O ouro está a descontar confusão. Subiu e depois inverteu. As forças contraditórias — a procura por refúgio a puxar para cima, a força do dólar a puxar para baixo — estão a anular-se em tempo real. time.time.

Para onde é que isto vai agora?
A resposta honesta é que depende quase totalmente de Ormuz.
Se o estreito reabrir dentro de semanas e o conflito ficar contido, isto parece uma repetição de abril de 2025 — um choque abrupto de volatilidade seguido de recuperação. O petróleo recua. As ações sobem. O ouro estabiliza. O VIX desce. Os traders que compraram na queda são recompensados.
Se o estreito permanecer encerrado e a guerra escalar — Trump disse que os EUA irão conduzir a guerra enquanto for necessário, e Rubio afirmou que os golpes mais duros ainda estão para vir — estaremos perante um regime completamente diferente. O petróleo a 100 $ torna-se plausível. As expectativas de inflação são reavaliadas. A Fed é forçada a manter as taxas ou até a subir. As ações enfrentam uma reavaliação sustentada que nada tem a ver com lucros ou IA e tudo a ver com os custos energéticos a repercutirem-se na economia real.
O mercado está atualmente a apostar numa guerra curta. Mas o mercado também estava a apostar em tarifas contidas em abril de 2025 — até deixar de estar.
O que os traders devem observar plataforma de trading
Dados de navegação em Ormuz. Se o tráfego de petroleiros for retomado — especialmente após a oferta de Trump de escoltas da Marinha e garantias de seguro — esse é o sinal de desescalada mais importante para os mercados. Os dados da Kpler mostram atualmente um tráfego praticamente nulo.
Petróleo Brent acima de 85 $. Se o Brent se mantiver acima de 85 $, a transferência para a inflação torna-se mais difícil de ignorar e o mercado obrigacionista começará a reavaliar as expectativas da Fed de forma mais agressiva. Esse é o nível em que o mercado acionista deixa de encolher os ombros.
A estrutura do VIX. O VIX está elevado, mas não em pânico — ainda bem abaixo dos níveis acima de 60 de abril de 2025 ou da queda da prata em janeiro. Se a estrutura temporal inverter (a volatilidade de curto prazo superar a de longo prazo), isso sinaliza que o mercado está a passar de «choque transitório» para «mudança de regime». Ainda não chegámos aí.
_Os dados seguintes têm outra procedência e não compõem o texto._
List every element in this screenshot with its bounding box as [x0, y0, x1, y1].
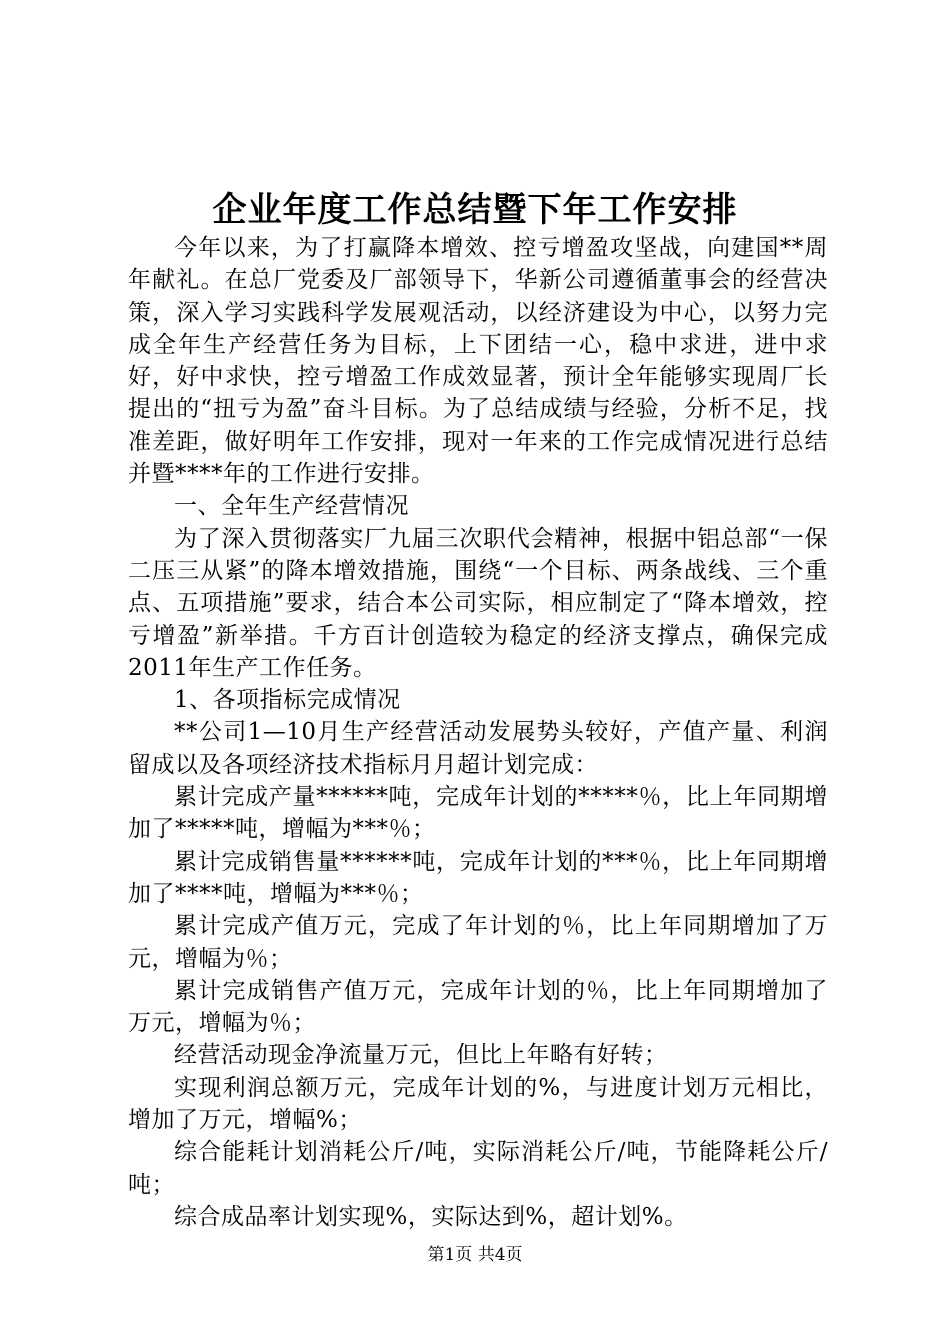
- paragraph-yield: 综合成品率计划实现%，实际达到%，超计划%。: [174, 1203, 688, 1230]
- paragraph-cash-flow: 经营活动现金净流量万元，但比上年略有好转；: [174, 1042, 668, 1069]
- paragraph-energy: 综合能耗计划消耗公斤/吨，实际消耗公斤/吨，节能降耗公斤/吨；: [128, 1139, 828, 1198]
- document-body: [128, 232, 828, 1233]
- paragraph-overview: **公司1—10月生产经营活动发展势头较好，产值产量、利润留成以及各项经济技术指标月月超计划完成：: [128, 719, 828, 778]
- paragraph-sales-volume: 累计完成销售量******吨，完成年计划的***％，比上年同期增加了****吨，增幅为***％；: [128, 848, 828, 907]
- document-title: 企业年度工作总结暨下年工作安排: [212, 190, 738, 230]
- paragraph-intro: 今年以来，为了打赢降本增效、控亏增盈攻坚战，向建国**周年献礼。在总厂党委及厂部领导下，华新公司遵循董事会的经营决策，深入学习实践科学发展观活动，以经济建设为中心，以努力完成全年生产经营任务为目标，上下团结一心，稳中求进，进中求好，好中求快，控亏增盈工作成效显著，预计全年能够实现周厂长提出的“扭亏为盈”奋斗目标。为了总结成绩与经验，分析不足，找准差距，做好明年工作安排，现对一年来的工作完成情况进行总结并暨****年的工作进行安排。: [128, 235, 828, 488]
- paragraph-output-value: 累计完成产值万元，完成了年计划的％，比上年同期增加了万元，增幅为％；: [128, 913, 828, 972]
- subsection-heading-indicators: 1、各项指标完成情况: [174, 687, 401, 714]
- paragraph-measures: 为了深入贯彻落实厂九届三次职代会精神，根据中铝总部“一保二压三从紧”的降本增效措施，围绕“一个目标、两条战线、三个重点、五项措施”要求，结合本公司实际，相应制定了“降本增效，控亏增盈”新举措。千方百计创造较为稳定的经济支撑点，确保完成2011年生产工作任务。: [128, 525, 828, 681]
- section-heading-production: 一、全年生产经营情况: [174, 493, 409, 520]
- page-footer: 第1页 共4页: [427, 1245, 523, 1265]
- paragraph-output: 累计完成产量******吨，完成年计划的*****％，比上年同期增加了*****吨，增幅为***％；: [128, 784, 828, 843]
- paragraph-sales-value: 累计完成销售产值万元，完成年计划的％，比上年同期增加了万元，增幅为％；: [128, 977, 828, 1037]
- paragraph-profit: 实现利润总额万元，完成年计划的%，与进度计划万元相比，增加了万元，增幅%；: [128, 1074, 828, 1134]
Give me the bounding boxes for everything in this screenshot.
A direção do ouro. Se o ouro começar a subir em paralelo com o dólar, isso significa que a procura por refúgio seguro ultrapassou o vento contrário da liquidez macro. Seria um sinal de medo genuíno, não apenas de reposicionamento.
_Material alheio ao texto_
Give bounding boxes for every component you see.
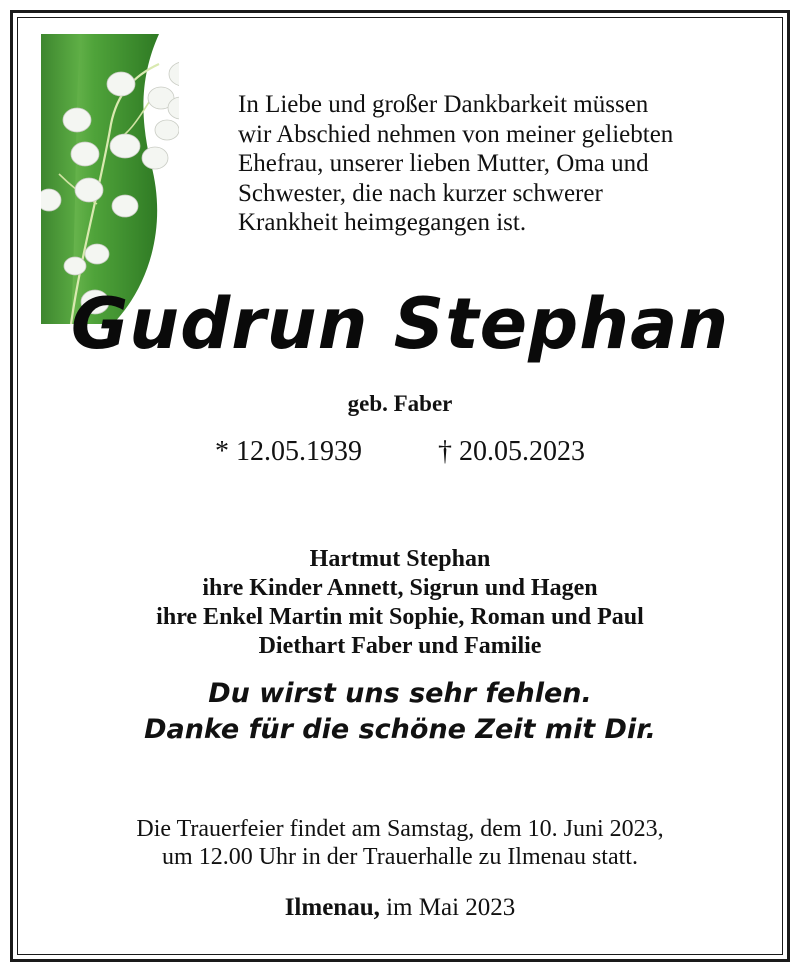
date: im Mai 2023 — [386, 894, 516, 921]
place: Ilmenau, — [284, 894, 380, 921]
lily-of-the-valley-image — [41, 34, 179, 324]
intro-line: Krankheit heimgegangen ist. — [238, 209, 527, 236]
funeral-notice — [0, 815, 800, 871]
death-date: † 20.05.2023 — [438, 436, 585, 467]
quote-line: Du wirst uns sehr fehlen. — [208, 678, 592, 709]
intro-line: wir Abschied nehmen von meiner geliebten — [238, 120, 674, 148]
quote-line: Danke für die schöne Zeit mit Dir. — [144, 714, 656, 745]
mourner-line: ihre Kinder Annett, Sigrun und Hagen — [202, 575, 598, 601]
funeral-line: Die Trauerfeier findet am Samstag, dem 10. Juni 2023, — [136, 816, 664, 842]
maiden-name: geb. Faber — [347, 391, 453, 416]
intro-text — [238, 90, 778, 238]
deceased-name: Gudrun Stephan — [70, 283, 730, 365]
mourner-line: Hartmut Stephan — [309, 546, 491, 572]
birth-date: * 12.05.1939 — [215, 436, 362, 467]
mourner-line: ihre Enkel Martin mit Sophie, Roman und Paul — [156, 604, 644, 630]
mourners-list — [0, 545, 800, 661]
intro-line: Ehefrau, unserer lieben Mutter, Oma und — [238, 150, 649, 177]
mourner-line: Diethart Faber und Familie — [258, 633, 542, 659]
farewell-quote — [0, 676, 800, 748]
intro-line: In Liebe und großer Dankbarkeit müssen — [238, 91, 649, 118]
intro-line: Schwester, die nach kurzer schwerer — [238, 179, 603, 207]
funeral-line: um 12.00 Uhr in der Trauerhalle zu Ilmenau statt. — [162, 844, 638, 870]
place-and-date — [0, 894, 800, 922]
O padrão mais amplo volatilidade do mercado
Este é o terceiro grande choque de volatilidade em menos de 12 meses. A queda provocada pelas tarifas em abril de 2025. A subida explosiva da prata em janeiro de 2026. Agora, uma guerra no Médio Oriente.
Cada vez, o catalisador foi diferente. Cada vez, a reação do mercado foi moldada tanto pelo posicionamento e pela microestrutura como pelo próprio evento. As ações já recuperaram de todos os choques até agora. Mas cada um deixou fragilidade residual — no posicionamento em metais preciosos, nas estruturas alavancadas, na suposição implícita de que cada queda é comprada.
A questão não é se os mercados conseguem absorver este choque. Provavelmente conseguem, se for curto. A questão é o que acontece a um mercado que absorveu três choques importantes num ano quando chega o quarto — e esse não se resolve rapidamente.
Esse é o risco extremo que ninguém está a descontar.
Isenção de responsabilidade: Os valores de desempenho indicados não garantem resultados futuros.